Phlebology
- Discipline: Vascular diseases
- Language: English
- Edited by: Alun Davies

Publication details
- History: 1986-present
- Publisher: SAGE Publications on behalf of the Royal Society of Medicine
- Frequency: 10/year
- Impact factor: 1.458 (2012)

Standard abbreviations
- ISO 4: Phlebology

Indexing
- CODEN: PHLEEF
- ISSN: 0268-3555 (print) 1758-1125 (web)
- OCLC no.: 22304962

Links
- Journal homepage; Online access; Online archive;

= Phlebology (journal) =

Phlebology, The Journal of Venous Disease, is a peer-reviewed medical journal covering research on vascular disease. It is published by SAGE Publications and is an official journal of the American College of Phlebology, the Australasian College of Phlebology, the Venous Forum of the Royal Society of Medicine, the European Venous Forum, and the Benelux Society.

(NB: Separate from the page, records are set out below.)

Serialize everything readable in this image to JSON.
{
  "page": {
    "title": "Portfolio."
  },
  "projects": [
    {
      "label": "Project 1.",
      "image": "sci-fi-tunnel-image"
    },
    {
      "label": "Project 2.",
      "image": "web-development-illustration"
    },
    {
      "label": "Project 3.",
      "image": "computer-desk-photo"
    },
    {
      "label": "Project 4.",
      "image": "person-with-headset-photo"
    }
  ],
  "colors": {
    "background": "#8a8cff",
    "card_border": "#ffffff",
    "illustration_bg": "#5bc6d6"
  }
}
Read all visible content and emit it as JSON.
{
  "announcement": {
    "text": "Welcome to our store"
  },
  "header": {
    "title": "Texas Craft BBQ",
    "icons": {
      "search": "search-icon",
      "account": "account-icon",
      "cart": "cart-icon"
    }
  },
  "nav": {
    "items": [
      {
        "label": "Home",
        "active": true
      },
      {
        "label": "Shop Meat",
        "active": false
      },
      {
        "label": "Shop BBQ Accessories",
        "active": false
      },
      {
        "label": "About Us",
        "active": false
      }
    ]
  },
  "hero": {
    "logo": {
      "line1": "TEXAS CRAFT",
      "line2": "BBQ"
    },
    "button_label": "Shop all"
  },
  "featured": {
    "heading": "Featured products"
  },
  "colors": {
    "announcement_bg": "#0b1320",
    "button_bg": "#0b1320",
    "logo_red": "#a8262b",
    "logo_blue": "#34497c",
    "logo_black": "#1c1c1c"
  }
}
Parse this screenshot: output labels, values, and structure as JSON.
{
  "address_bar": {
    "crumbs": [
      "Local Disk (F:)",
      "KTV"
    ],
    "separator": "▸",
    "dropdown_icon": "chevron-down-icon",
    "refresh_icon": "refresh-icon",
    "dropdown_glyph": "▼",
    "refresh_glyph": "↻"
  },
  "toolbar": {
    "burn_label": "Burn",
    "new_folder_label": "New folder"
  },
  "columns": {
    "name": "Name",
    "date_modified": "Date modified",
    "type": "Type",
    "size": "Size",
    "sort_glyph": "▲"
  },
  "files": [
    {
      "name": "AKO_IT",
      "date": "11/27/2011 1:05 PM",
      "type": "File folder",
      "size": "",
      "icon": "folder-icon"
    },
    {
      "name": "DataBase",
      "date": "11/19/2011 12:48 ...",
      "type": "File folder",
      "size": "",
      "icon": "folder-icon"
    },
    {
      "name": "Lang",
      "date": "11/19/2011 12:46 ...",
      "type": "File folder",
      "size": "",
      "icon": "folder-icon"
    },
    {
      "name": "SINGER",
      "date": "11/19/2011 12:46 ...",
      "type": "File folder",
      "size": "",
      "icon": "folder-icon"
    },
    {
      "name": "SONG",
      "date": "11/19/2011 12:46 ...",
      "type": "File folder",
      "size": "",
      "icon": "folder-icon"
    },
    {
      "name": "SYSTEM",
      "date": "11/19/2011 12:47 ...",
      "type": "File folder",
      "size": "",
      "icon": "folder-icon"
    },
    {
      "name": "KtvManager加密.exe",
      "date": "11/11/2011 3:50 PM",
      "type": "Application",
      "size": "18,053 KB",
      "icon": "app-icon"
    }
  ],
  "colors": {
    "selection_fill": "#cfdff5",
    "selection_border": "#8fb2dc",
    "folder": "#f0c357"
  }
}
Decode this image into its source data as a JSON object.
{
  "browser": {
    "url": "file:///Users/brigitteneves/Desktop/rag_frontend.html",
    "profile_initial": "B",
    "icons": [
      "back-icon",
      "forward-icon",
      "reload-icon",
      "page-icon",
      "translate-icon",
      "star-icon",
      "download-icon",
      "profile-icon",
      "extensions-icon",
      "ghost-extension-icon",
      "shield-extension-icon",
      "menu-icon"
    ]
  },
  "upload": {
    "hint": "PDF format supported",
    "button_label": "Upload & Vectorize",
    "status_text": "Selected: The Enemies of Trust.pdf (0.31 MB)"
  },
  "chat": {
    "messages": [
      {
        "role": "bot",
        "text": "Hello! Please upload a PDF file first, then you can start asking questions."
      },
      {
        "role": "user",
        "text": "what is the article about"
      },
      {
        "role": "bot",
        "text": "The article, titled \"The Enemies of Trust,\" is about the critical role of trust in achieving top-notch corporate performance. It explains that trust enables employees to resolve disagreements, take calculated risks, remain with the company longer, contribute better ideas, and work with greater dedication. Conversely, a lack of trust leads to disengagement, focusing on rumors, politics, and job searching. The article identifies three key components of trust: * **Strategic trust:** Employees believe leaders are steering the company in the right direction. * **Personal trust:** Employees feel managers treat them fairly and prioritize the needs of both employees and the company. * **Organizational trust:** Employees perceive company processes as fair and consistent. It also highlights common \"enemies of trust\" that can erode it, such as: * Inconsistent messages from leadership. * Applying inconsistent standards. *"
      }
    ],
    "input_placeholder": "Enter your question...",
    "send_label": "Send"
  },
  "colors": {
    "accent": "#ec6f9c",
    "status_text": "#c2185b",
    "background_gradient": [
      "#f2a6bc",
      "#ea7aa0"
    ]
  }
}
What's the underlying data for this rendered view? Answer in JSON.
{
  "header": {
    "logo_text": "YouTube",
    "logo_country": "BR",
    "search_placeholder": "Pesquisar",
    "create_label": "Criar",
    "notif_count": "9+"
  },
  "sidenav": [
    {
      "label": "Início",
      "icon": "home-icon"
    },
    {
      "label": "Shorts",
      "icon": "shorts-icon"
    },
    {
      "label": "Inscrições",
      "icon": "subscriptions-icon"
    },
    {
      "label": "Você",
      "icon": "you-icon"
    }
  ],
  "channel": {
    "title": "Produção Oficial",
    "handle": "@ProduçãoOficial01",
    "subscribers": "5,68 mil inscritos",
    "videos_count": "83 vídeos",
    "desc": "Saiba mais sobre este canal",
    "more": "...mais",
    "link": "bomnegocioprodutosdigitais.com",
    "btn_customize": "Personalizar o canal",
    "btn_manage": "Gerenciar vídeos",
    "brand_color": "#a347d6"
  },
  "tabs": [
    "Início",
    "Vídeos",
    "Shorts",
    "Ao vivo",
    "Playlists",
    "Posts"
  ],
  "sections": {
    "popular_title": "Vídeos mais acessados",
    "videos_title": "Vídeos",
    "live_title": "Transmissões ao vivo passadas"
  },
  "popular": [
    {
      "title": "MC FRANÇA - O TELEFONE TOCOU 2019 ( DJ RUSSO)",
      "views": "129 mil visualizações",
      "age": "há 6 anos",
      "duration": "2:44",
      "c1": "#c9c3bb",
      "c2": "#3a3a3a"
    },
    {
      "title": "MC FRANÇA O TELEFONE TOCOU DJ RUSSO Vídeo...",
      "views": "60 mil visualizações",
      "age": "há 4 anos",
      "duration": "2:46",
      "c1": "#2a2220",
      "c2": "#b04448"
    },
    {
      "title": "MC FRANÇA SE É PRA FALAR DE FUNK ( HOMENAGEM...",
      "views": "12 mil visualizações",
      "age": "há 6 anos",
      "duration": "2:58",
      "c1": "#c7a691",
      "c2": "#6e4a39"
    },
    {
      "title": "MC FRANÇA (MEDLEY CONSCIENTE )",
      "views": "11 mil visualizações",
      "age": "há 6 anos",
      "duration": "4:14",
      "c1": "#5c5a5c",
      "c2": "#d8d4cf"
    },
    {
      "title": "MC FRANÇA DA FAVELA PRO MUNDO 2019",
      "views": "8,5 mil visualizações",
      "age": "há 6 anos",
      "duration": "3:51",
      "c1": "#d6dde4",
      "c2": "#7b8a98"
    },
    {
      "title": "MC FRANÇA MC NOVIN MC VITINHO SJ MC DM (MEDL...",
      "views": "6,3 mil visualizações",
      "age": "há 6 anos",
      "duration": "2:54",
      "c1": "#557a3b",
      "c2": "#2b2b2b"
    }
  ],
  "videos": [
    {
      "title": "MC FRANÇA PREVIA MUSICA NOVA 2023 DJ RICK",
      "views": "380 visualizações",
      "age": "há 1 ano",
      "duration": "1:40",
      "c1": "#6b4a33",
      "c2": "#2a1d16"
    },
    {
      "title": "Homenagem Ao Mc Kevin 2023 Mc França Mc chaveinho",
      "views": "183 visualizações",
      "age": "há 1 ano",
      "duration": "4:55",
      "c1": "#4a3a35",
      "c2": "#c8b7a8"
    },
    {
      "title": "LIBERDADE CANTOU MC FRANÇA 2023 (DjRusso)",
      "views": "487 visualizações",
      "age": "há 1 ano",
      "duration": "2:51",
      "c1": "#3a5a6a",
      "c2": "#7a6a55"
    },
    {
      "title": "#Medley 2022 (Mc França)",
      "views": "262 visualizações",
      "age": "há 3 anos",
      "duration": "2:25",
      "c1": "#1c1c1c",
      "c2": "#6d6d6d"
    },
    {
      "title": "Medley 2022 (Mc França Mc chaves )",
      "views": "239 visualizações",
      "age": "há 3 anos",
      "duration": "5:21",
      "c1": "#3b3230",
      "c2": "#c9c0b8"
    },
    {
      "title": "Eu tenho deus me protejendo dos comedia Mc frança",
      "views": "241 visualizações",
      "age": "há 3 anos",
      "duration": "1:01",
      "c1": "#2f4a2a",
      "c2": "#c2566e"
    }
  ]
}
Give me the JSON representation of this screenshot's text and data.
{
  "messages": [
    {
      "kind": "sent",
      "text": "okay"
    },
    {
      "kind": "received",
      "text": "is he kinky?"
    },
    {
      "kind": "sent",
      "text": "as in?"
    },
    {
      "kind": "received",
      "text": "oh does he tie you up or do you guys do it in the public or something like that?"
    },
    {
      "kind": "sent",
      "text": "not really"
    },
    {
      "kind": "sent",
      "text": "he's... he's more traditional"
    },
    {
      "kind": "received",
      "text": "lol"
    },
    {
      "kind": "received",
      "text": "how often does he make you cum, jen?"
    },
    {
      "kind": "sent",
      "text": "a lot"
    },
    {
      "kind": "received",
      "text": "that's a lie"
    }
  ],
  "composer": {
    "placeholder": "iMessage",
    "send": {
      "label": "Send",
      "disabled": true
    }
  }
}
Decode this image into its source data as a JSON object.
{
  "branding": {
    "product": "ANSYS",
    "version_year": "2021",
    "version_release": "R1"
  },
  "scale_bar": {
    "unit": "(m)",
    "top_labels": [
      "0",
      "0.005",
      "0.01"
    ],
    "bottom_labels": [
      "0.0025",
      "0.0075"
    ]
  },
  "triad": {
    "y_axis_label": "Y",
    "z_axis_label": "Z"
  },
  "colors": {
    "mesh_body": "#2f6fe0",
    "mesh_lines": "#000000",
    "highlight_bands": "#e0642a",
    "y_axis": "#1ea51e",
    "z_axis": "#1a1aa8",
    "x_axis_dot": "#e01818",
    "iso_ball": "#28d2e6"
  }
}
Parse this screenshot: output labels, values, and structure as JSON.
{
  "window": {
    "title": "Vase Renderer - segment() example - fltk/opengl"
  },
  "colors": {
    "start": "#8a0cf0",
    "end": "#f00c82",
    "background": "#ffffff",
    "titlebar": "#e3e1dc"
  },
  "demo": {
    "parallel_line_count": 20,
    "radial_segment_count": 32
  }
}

The editor-in-chief is Alun Davies.

== Abstracting and indexing ==
The journal is abstracted and indexed in PubMed/MEDLINE and the Science Citation Index. According to the Journal Citation Reports, the journal has a 2012 impact factor of 1.458, ranking it 47th out of 67 listed journals in the category "Peripheral Vascular Disease".